In a separate article, The Street points out [43]:
What’s great for the banks isn’t so good for everyone else, though. Investment strategists already are noting the desperation of the move, adding that flooding the banking system with liquidity doesn’t do anything to solve the real problem of ballooning, unmanageable debt levels.
Ron Paul said [44] today:
The Fed’s latest actions in cooperating with foreign central banks to undertake liquidity swaps of dollars for foreign currencies is another reason why Congress needs enhanced power to oversee and audit the Fed. Under current law Congress cannot examine these types of agreements. Those who would argue that auditing the Fed or these agreements with central banks harms the Fed’s independence should reevaluate the Fed’s supposed independence when the Fed bails out Europe so soon after President Obama promised US assistance in resolving the Euro crisis.

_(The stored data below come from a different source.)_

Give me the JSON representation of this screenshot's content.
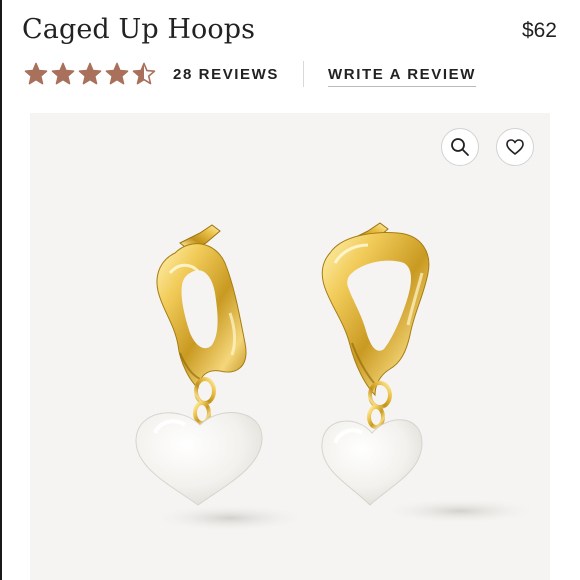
{
  "product": {
    "title": "Caged Up Hoops",
    "price": "$62"
  },
  "rating": {
    "stars": 4.5,
    "max_stars": 5,
    "star_color": "#a9705c",
    "reviews_label": "28 REVIEWS",
    "write_review_label": "WRITE A REVIEW"
  },
  "image": {
    "subject": "gold hoop earrings with white heart charms",
    "background_color": "#f5f4f2"
  },
  "actions": {
    "zoom_icon": "search-icon",
    "favorite_icon": "heart-outline-icon"
  }
}
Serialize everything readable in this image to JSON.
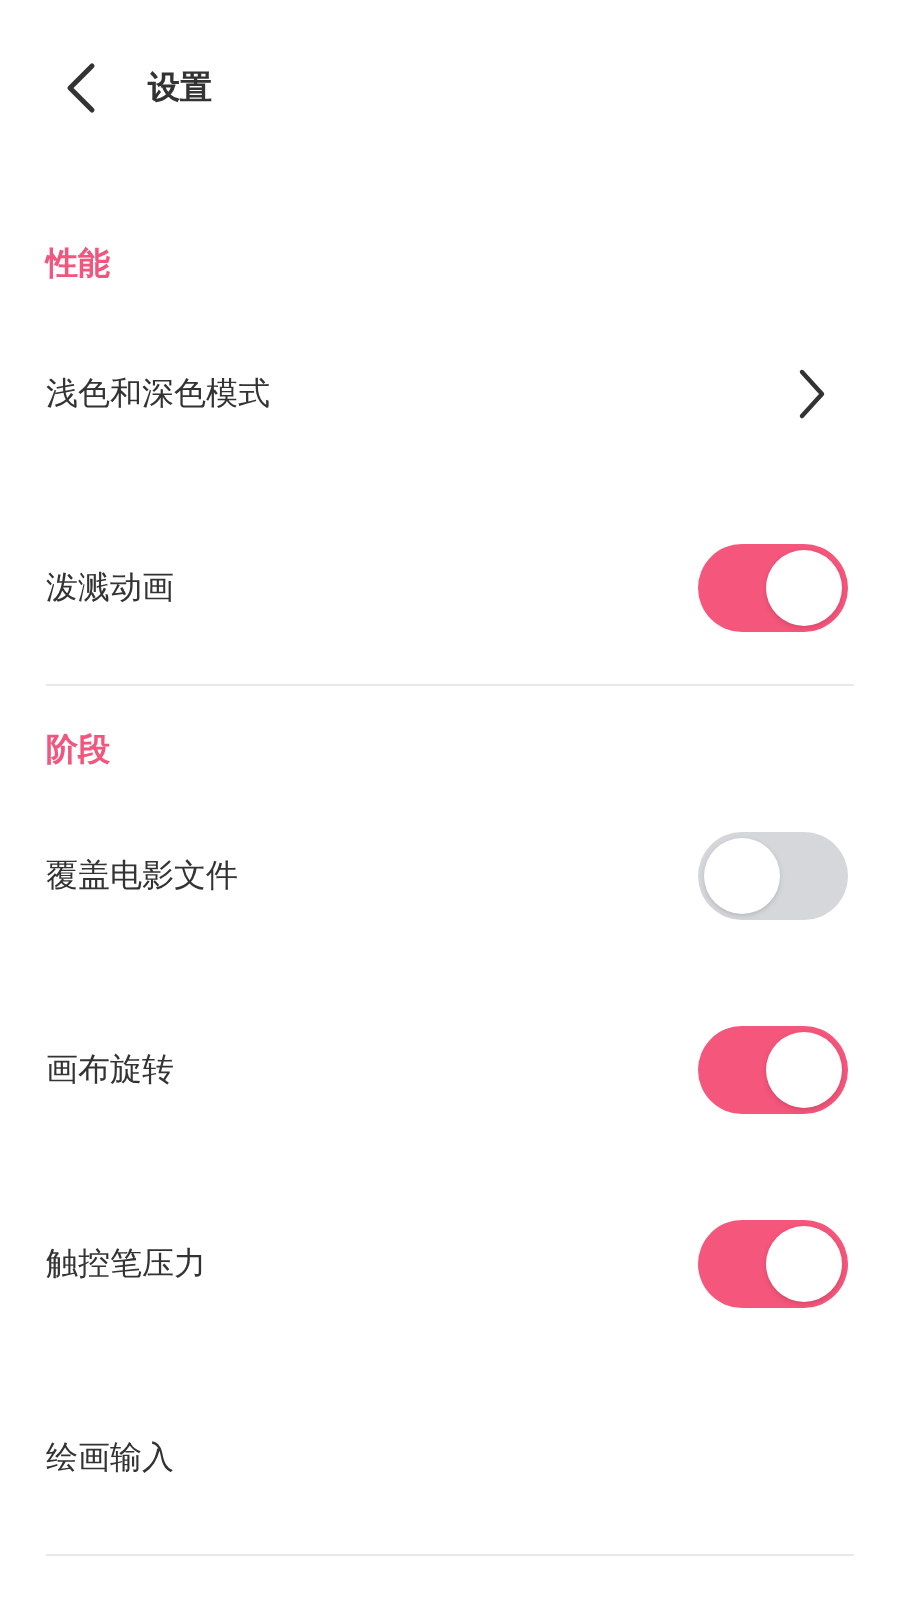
{
  "header": {
    "title": "设置"
  },
  "sections": [
    {
      "title": "性能",
      "items": [
        {
          "kind": "link",
          "label": "浅色和深色模式"
        },
        {
          "kind": "toggle",
          "label": "泼溅动画",
          "on": true
        }
      ]
    },
    {
      "title": "阶段",
      "items": [
        {
          "kind": "toggle",
          "label": "覆盖电影文件",
          "on": false
        },
        {
          "kind": "toggle",
          "label": "画布旋转",
          "on": true
        },
        {
          "kind": "toggle",
          "label": "触控笔压力",
          "on": true
        },
        {
          "kind": "plain",
          "label": "绘画输入"
        }
      ]
    }
  ]
}
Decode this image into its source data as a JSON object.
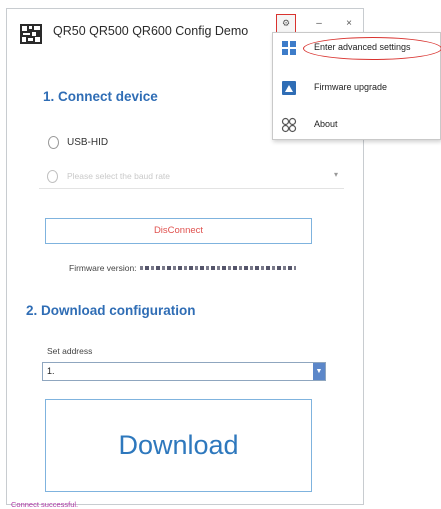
{
  "app": {
    "title": "QR50 QR500 QR600 Config Demo",
    "settings_icon": "gear-icon",
    "minimize_label": "–",
    "close_label": "×"
  },
  "connect": {
    "heading": "1. Connect device",
    "usb_label": "USB-HID",
    "baud_placeholder": "Please select the baud rate",
    "disconnect_label": "DisConnect",
    "firmware_label": "Firmware version:"
  },
  "download": {
    "heading": "2. Download configuration",
    "address_label": "Set address",
    "address_value": "1.",
    "button_label": "Download"
  },
  "status": {
    "text": "Connect successful."
  },
  "menu": {
    "items": [
      {
        "label": "Enter advanced settings",
        "icon": "grid-icon"
      },
      {
        "label": "Firmware upgrade",
        "icon": "upgrade-icon"
      },
      {
        "label": "About",
        "icon": "about-icon"
      }
    ]
  },
  "colors": {
    "accent": "#2f6db5",
    "highlight": "#d9332f",
    "disconnect_text": "#e0524f",
    "status_text": "#b03aa8"
  }
}
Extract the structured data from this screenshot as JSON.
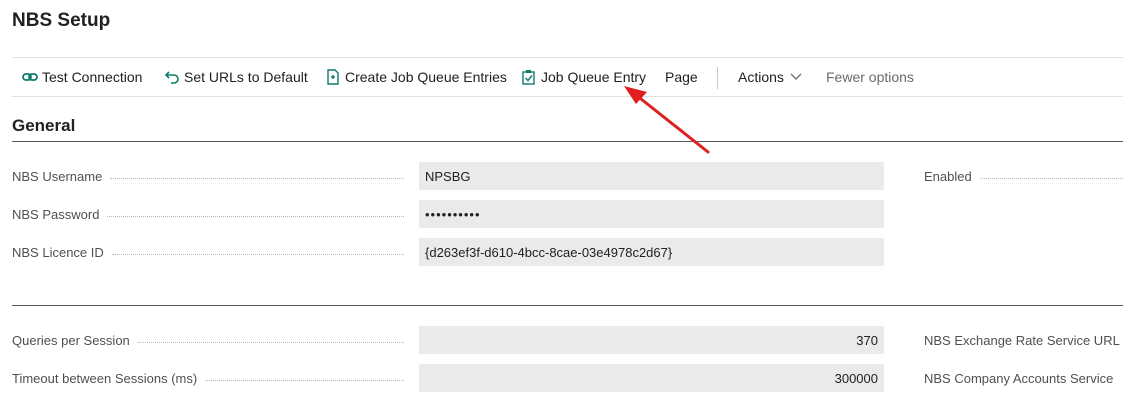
{
  "page": {
    "title": "NBS Setup"
  },
  "toolbar": {
    "test_connection": "Test Connection",
    "set_urls": "Set URLs to Default",
    "create_jobs": "Create Job Queue Entries",
    "job_queue_entry": "Job Queue Entry",
    "page": "Page",
    "actions": "Actions",
    "fewer_options": "Fewer options"
  },
  "general": {
    "title": "General",
    "username_label": "NBS Username",
    "username_value": "NPSBG",
    "password_label": "NBS Password",
    "password_value": "••••••••••",
    "licence_label": "NBS Licence ID",
    "licence_value": "{d263ef3f-d610-4bcc-8cae-03e4978c2d67}",
    "enabled_label": "Enabled"
  },
  "session": {
    "queries_label": "Queries per Session",
    "queries_value": "370",
    "timeout_label": "Timeout between Sessions (ms)",
    "timeout_value": "300000",
    "exchange_url_label": "NBS Exchange Rate Service URL",
    "company_accounts_label": "NBS Company Accounts Service"
  },
  "colors": {
    "accent": "#0f7b6c",
    "arrow": "#e02020"
  }
}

Rather than calming markets, these arrangements should indicate just how frightened governments around the world are about the European financial crisis. Central banks are grasping at straws, hoping that flooding the world with money created out of thin air will somehow resolve a crisis caused by uncontrolled government spending and irresponsible debt issuance. Congress should not permit this type of open-ended commitment on the part of the Fed, a commitment which could easily run into the trillions of dollars. These dollar swaps are purely inflationary and will harm American consumers as much as any form of quantitative easing.
The Fed is behaving much as it did during the 2008 financial crisis, only this time instead of bailing out politically well-connected too-big-to-fail firms it is bailing out profligate government spending. Citizens the world over deserve better than this. They deserve sound money that cannot be manipulated and created out of thin air by central planners who promise printed prosperity. Fiat money caused this European crisis and the financial crisis before it. More fiat money is not the cure. The global fiat currency system has proven itself a failure, we need real monetary reform. We need sound money.